Without another word, K'Shai melted down into a chair and found great interest in her own toes.

"Yautja females, you do know I'm sure..." Neh'rti started, not really even bothering to notice if K'Shai was paying any attention at all. "Mate once. I find it very odd that you can mate and bear offspring multiple times. But I do have to remember that you are no Yautja."

That caught K'Shai's full and complete attention. Neh'rti had to remember that K'Shai wasn't Yautja? Like that was a thing anyone could forget? And it was the way she had said it too; not with the usual distasteful tone of hate in her voice, but with a sort of tone of acceptance, as if she did actually forget that K'Shai "was human.

"We choose our mate very carefully, since we want the best possible breeding. We do not want to breed a natural born 'aseigan! Such a shame when that does happen. Weak pathetic little offspring that could never survive on their own on their own planet, let alone on a hunt."

Neh'rti paused for a moment, and glanced at K'Shai as if expecting some kind of response. Receiving nothing, she simply continued on lik the whole conversation was going exactly as she had planned.

"I chose my mate carefully, too."

K'Shai did glance up at her at that. She didn't know Neh'rti had even mated at all. No one had ever mentioned Neh'rti's offspring.

"I chose a powerful mate; a strong young hunter with proven bloodlines and many trophies to his name that was well on his way to earning his rightful rank as Leader. I was young, of noble and proud lineage, and I selected my mate very carefully."

Neh'rti continued on, not really apparently caring to hear any response from K'Shai, or she had simply stopped expecting one.

"It was such an unusual feeling," she said quietly, "to feel the offspring growing in me; to know that if it was male, he would make a fine hunter, a true Leader and if it was female, she would likely replace me as Clan Leader one day should she earn it. Of course she would have earned it. She would have had the ability bred right into her."

K'Shai remained quiet, but interested. Neh'rti recollected her child with a tone in her voice that K'Shai had never heard before. There was a pride and power, but also a sadness. It was obvious just by her tone that the child was not alive.
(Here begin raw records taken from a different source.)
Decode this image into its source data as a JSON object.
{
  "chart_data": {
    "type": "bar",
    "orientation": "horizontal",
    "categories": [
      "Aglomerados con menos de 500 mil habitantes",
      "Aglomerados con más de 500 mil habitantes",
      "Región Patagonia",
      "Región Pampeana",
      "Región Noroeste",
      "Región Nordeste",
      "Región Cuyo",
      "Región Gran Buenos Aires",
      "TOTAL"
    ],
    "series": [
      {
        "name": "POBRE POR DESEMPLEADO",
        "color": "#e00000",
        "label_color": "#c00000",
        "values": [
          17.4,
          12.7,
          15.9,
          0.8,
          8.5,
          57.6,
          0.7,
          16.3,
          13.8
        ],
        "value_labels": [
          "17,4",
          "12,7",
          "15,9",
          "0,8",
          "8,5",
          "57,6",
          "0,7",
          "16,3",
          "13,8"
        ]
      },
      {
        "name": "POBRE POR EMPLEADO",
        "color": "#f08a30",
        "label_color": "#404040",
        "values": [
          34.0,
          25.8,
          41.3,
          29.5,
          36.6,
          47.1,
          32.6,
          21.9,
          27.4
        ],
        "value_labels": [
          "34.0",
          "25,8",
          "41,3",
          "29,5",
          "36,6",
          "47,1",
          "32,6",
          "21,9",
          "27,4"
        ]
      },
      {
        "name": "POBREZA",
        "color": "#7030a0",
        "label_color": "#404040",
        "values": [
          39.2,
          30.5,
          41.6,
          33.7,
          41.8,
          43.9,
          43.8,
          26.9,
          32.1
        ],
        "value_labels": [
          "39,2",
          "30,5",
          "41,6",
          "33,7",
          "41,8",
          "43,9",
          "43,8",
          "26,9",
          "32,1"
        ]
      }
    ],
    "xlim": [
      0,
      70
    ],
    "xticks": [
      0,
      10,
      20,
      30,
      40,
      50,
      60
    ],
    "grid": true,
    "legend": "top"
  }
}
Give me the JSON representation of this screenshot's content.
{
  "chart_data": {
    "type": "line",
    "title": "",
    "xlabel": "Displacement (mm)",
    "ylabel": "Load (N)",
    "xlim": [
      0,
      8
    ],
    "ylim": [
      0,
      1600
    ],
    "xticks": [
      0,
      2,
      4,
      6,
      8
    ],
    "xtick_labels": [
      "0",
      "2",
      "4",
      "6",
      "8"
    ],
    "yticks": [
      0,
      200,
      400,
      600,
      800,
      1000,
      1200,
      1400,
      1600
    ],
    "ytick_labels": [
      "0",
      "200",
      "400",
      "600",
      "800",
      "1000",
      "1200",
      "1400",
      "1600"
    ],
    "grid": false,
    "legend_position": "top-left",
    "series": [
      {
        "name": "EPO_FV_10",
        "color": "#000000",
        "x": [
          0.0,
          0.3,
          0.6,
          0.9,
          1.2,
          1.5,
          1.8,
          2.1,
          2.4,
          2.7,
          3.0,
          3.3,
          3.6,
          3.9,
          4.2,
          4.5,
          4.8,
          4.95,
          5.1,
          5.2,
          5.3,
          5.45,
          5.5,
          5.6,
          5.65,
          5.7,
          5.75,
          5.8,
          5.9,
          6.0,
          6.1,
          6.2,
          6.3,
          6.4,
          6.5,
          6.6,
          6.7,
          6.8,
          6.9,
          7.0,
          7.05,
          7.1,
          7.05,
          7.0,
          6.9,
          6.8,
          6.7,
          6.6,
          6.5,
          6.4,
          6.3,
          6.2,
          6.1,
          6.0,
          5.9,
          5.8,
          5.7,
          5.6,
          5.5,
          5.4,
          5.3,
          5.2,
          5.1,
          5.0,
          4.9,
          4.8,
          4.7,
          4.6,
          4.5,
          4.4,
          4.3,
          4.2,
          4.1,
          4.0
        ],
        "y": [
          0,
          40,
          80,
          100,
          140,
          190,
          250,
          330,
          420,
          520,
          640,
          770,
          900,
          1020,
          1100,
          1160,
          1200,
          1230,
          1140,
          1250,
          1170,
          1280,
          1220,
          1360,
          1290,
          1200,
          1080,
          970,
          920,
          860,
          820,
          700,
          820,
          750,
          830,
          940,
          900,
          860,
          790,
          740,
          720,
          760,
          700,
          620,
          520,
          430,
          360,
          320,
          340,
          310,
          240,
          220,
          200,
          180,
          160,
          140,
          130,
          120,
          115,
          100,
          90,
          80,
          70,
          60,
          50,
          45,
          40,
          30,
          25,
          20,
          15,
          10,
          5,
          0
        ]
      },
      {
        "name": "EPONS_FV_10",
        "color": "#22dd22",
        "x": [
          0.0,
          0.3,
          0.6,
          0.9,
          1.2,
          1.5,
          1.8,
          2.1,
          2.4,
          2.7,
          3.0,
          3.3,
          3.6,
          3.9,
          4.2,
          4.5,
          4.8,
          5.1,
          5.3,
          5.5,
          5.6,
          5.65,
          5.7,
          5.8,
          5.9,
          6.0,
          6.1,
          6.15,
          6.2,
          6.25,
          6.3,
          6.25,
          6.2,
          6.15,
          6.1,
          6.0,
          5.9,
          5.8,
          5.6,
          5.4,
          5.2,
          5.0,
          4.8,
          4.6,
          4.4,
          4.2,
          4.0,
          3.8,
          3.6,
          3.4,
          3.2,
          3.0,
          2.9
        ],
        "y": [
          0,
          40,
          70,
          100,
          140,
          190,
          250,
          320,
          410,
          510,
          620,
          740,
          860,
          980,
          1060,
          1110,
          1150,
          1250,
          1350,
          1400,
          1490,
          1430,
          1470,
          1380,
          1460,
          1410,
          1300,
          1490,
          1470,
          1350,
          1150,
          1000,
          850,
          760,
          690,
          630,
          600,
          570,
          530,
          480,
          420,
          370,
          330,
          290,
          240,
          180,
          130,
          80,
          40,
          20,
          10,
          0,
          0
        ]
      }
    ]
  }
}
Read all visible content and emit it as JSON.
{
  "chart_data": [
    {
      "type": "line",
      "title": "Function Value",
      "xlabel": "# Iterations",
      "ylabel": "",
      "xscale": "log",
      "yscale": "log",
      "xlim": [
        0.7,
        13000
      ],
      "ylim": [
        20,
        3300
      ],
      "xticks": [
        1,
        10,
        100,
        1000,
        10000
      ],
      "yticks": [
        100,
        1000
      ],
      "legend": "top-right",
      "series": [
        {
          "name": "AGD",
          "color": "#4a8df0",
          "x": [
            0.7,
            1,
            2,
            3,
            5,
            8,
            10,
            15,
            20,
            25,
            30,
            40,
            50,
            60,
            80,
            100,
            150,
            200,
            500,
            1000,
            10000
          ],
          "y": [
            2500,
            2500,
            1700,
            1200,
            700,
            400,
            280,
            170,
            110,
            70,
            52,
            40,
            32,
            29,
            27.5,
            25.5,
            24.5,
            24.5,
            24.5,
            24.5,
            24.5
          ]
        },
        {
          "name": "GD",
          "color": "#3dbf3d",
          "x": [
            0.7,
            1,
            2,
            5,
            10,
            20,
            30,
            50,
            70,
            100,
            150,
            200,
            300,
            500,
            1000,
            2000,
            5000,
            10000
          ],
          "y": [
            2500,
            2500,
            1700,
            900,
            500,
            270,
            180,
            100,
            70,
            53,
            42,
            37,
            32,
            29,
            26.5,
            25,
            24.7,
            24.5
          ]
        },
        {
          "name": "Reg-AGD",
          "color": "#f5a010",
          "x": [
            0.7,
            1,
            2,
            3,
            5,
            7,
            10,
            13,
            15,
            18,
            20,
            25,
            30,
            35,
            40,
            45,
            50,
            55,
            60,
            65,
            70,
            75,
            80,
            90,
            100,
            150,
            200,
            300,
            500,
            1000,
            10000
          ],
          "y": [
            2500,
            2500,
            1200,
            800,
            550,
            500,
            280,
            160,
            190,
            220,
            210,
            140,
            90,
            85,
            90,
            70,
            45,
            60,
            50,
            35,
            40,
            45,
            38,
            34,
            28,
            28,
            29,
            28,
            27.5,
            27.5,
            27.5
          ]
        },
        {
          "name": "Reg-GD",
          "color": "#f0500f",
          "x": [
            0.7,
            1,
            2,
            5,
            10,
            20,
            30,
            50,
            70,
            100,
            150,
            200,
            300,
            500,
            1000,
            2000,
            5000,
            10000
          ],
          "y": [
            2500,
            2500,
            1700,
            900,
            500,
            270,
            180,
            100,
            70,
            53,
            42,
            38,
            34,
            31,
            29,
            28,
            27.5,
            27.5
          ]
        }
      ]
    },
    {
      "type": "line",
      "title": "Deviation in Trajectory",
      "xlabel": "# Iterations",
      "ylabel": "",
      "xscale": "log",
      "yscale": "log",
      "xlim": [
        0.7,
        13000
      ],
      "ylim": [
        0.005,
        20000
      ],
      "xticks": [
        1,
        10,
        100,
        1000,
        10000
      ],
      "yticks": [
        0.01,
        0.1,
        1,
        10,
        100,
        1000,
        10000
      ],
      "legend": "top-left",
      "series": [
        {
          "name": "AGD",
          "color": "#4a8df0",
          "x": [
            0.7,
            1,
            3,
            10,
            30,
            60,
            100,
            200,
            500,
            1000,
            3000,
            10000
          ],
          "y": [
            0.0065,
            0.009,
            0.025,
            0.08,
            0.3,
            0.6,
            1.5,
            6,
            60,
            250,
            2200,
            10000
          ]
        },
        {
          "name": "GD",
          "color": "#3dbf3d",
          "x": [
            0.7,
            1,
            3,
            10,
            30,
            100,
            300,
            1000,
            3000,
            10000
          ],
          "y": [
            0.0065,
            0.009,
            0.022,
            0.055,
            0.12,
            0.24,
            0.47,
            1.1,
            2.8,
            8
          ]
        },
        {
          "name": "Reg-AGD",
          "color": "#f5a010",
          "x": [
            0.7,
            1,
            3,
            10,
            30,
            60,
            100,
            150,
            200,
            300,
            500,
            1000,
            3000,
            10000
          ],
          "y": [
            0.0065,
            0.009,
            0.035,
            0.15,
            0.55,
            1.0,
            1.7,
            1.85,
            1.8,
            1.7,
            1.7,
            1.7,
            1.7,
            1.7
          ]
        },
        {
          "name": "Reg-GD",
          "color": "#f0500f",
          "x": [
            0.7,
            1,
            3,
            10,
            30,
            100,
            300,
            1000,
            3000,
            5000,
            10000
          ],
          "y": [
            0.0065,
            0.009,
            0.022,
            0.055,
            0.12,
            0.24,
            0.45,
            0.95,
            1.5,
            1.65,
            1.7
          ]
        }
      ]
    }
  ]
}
"Then, one day, K'Shai; the child came out. She was two months too early. The pain was intense and I did not even think I would survive birthing the offspring. The dead offspring."

K'Shai swallowed and pressed her lips together, still silent because now she really had no idea what to say.

"That was it. My offspring; my contribution to the Clan, to my bloodline; gone. Yautja females cannot bear offspring again and again. But you can."

"Neh'rti...I …." K'Shai started in a whisper, but at a loss of words, she really did not know how to continue.

"Your offspring are strong, K'Shai. They have powerful noble blood in their veins. And their sire is just as powerful and noble."

K'Shai eyed her widely and appreciatively of the one and only compliment she was sure she would ever get from Neh'rti.

"Who was the… sire?" K'Shai asked, halfway regretting it as R'chnt stepped into the archway of the door.

She remained silent, turned on her heels, but as she dismissed herself back to the mei'sa, the subtle flick of her lower mandibles towards R'chnt gave K'Shai the only answer she needed.

Great, she thought. No wonder she hates me.